Once Nina started, she couldn’t stop. She didn’t like Pennsylvania much and she said she’d almost persuaded Alan to return to Chandler when he finished interning. “I’m afraid his feelings for you and Lee aren’t the friendliest, but I have hopes of working on him. I came back to see if I could persuade you to forgive me and to bear Dad and Lee’s wrath.”
“I don’t think Lee—,” Blair began, but Nina cut her off.
“Oh, yes, he will. Wait until you’ve known him as long as I have. He’s a lamb when he’s pleased, but when one of the women under his care does something he doesn’t approve of, then look out! And Blair,” she toyed with her parasol, “I need someone to take over the miners’ pamphlets.”
Blair’s senses were immediately alert. “You mean the paper that may incite the miners to riot, to go on strike?”
“It’s merely to inform them of their rights, to point out that if the miners united, they could accomplish a great deal. Houston and the others who drive the huckster wagons are taking them to the mines where they deliver vegetables, but that’s only four mines. There are thirteen others. We need someone who has access to all the mines.”
“You know those places are locked up. Even Leander’s buggy is checked—. Nina! you can’t think of trying to get Lee to deliver the papers?”
“Not on your life! If he even knew I was aware that there were coal mines, he’d lock me away. But I did think that, with you being a doctor and having the Westfield name, you could maybe see some of the women of the camps.”
“Me?” Blair gasped, then stood. This bore thinking about. If she were caught with those papers in her carriage, she’d be shot immediately. But then she thought of the poverty of the mine camps, the way the people had to forfeit all American rights in order to earn a living.
“Nina, I don’t know,” she whispered. “This is a serious decision.”

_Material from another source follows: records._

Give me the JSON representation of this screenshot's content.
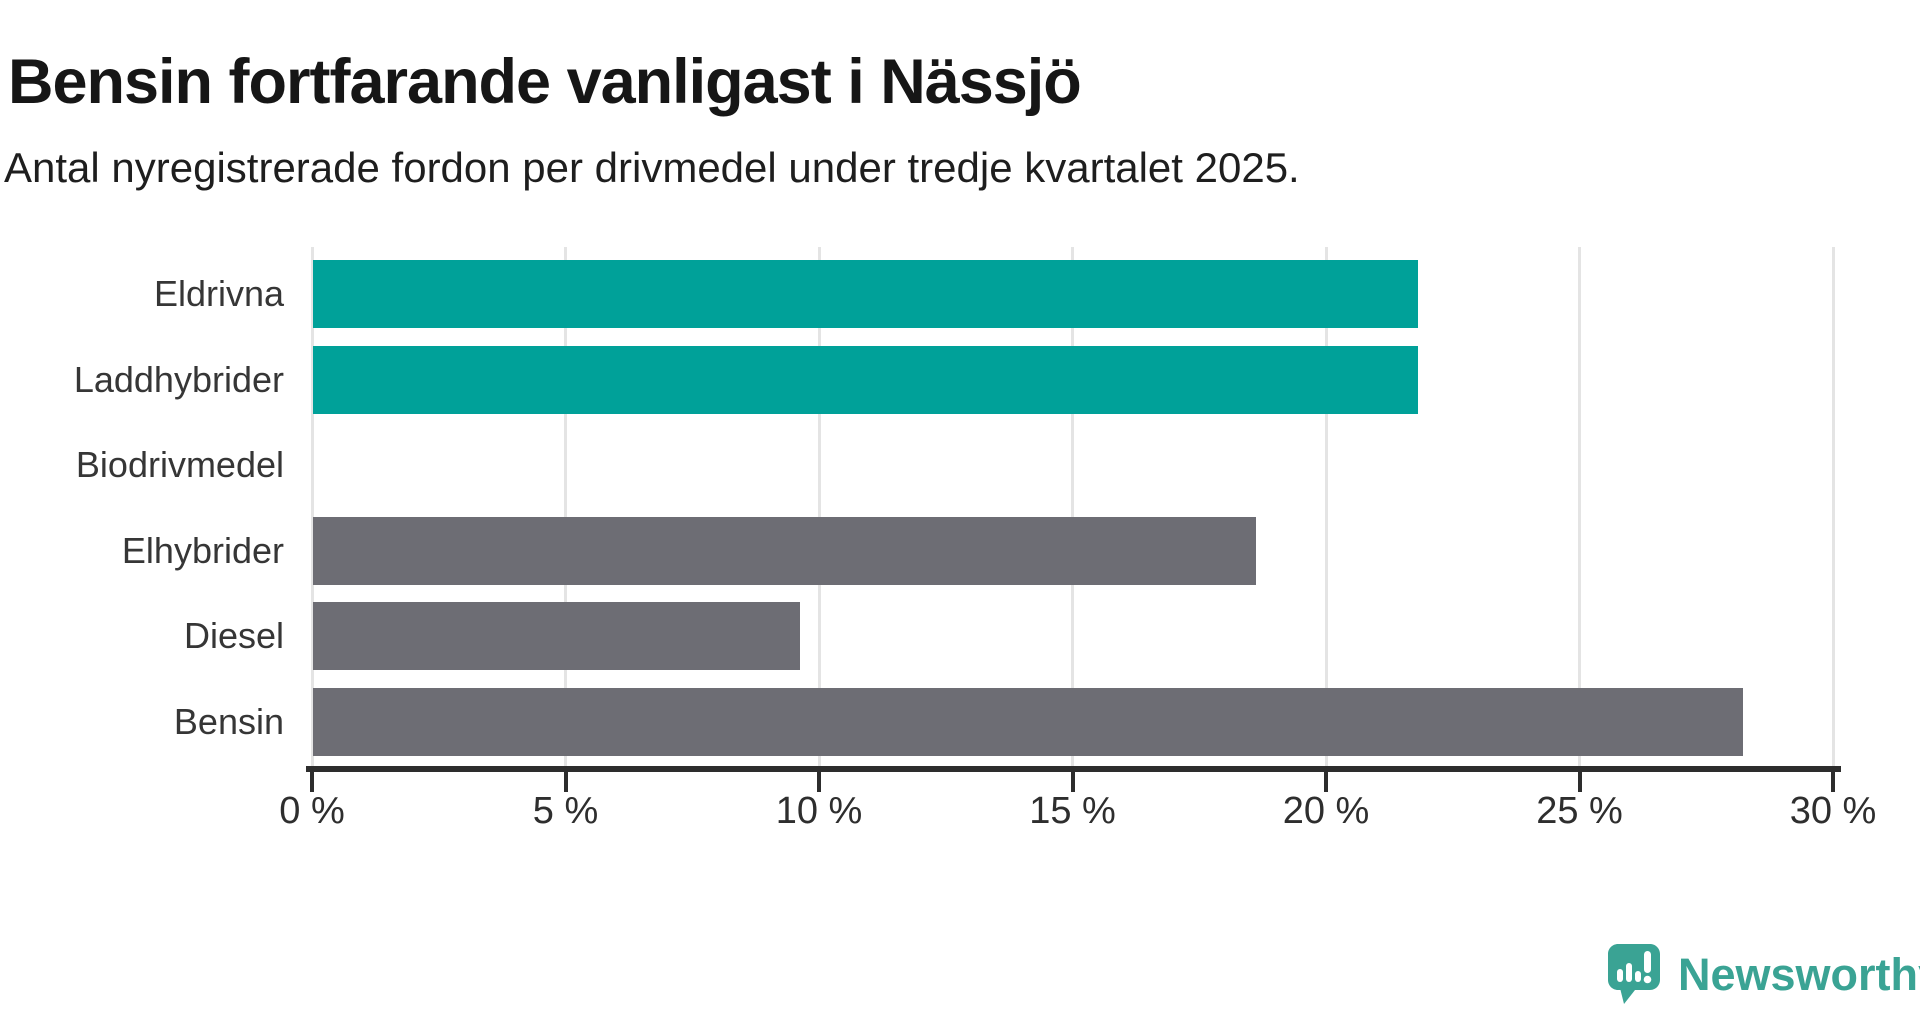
{
  "title": "Bensin fortfarande vanligast i Nässjö",
  "subtitle": "Antal nyregistrerade fordon per drivmedel under tredje kvartalet 2025.",
  "chart_data": {
    "type": "bar",
    "orientation": "horizontal",
    "title": "Bensin fortfarande vanligast i Nässjö",
    "subtitle": "Antal nyregistrerade fordon per drivmedel under tredje kvartalet 2025.",
    "categories": [
      "Eldrivna",
      "Laddhybrider",
      "Biodrivmedel",
      "Elhybrider",
      "Diesel",
      "Bensin"
    ],
    "values": [
      21.8,
      21.8,
      0,
      18.6,
      9.6,
      28.2
    ],
    "unit": "%",
    "bar_colors": [
      "#00a199",
      "#00a199",
      "#6d6d74",
      "#6d6d74",
      "#6d6d74",
      "#6d6d74"
    ],
    "x_tick_labels": [
      "0 %",
      "5 %",
      "10 %",
      "15 %",
      "20 %",
      "25 %",
      "30 %"
    ],
    "x_tick_values": [
      0,
      5,
      10,
      15,
      20,
      25,
      30
    ],
    "xlim": [
      0,
      30
    ],
    "grid": true,
    "legend": "none"
  },
  "colors": {
    "highlight_bar": "#00a199",
    "default_bar": "#6d6d74",
    "gridline": "#e4e4e4",
    "axis": "#2d2d2d",
    "logo": "#3aa394"
  },
  "branding": {
    "logo_text": "Newsworthy",
    "logo_icon": "speech-bubble-bar-chart-icon"
  }
}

“It’s a serious problem. And Blair, you’re home again. You aren’t just another body in a big city anymore. You’re a part of Chandler, Colorado.” She stood. “You think about it. I’m going home to see Dad now, and maybe Lee and you can come over later for supper. I have only two weeks before I have to return to Alan. I wouldn’t have asked you, but I don’t know anyone else who has access to the mines. Just let me know what you decide soon.”
“All right, I will,” Blair said absently, her mind completely taken with the idea of delivering seditious news into a camp guarded by men with guns.
All afternoon, as she wandered about the empty clinic, and as she tried to read a medical journal Lee had lent her, she considered the possibilities of what she was being asked to do. Nina had hit on something about Blair: she didn’t really consider herself a part of Chandler. When she’d left the town, in her mind she’d left for good. She’d never planned to return, but now she had to face it: she was either a part of the community or she wasn’t. She could stay in her clean clinic and occasionally patch broken bodies, or she could help prevent bodies from being broken.
And what if her own body were broken?
Her thoughts went round and round, and she never seemed able to reach a conclusion.
She and Lee ate dinner with his father and sister, and when Nina pulled her aside to question her, Blair said she hadn’t decided yet. Nina smiled and said she understood—which made Blair feel even worse.
The next morning, Blair’s head ached. The empty infirmary echoed with her steps, and Mrs. Krebbs said she had some shopping to do and left. At nine o’clock, the doorbell jangled and Blair hurried to what she hoped was a patient.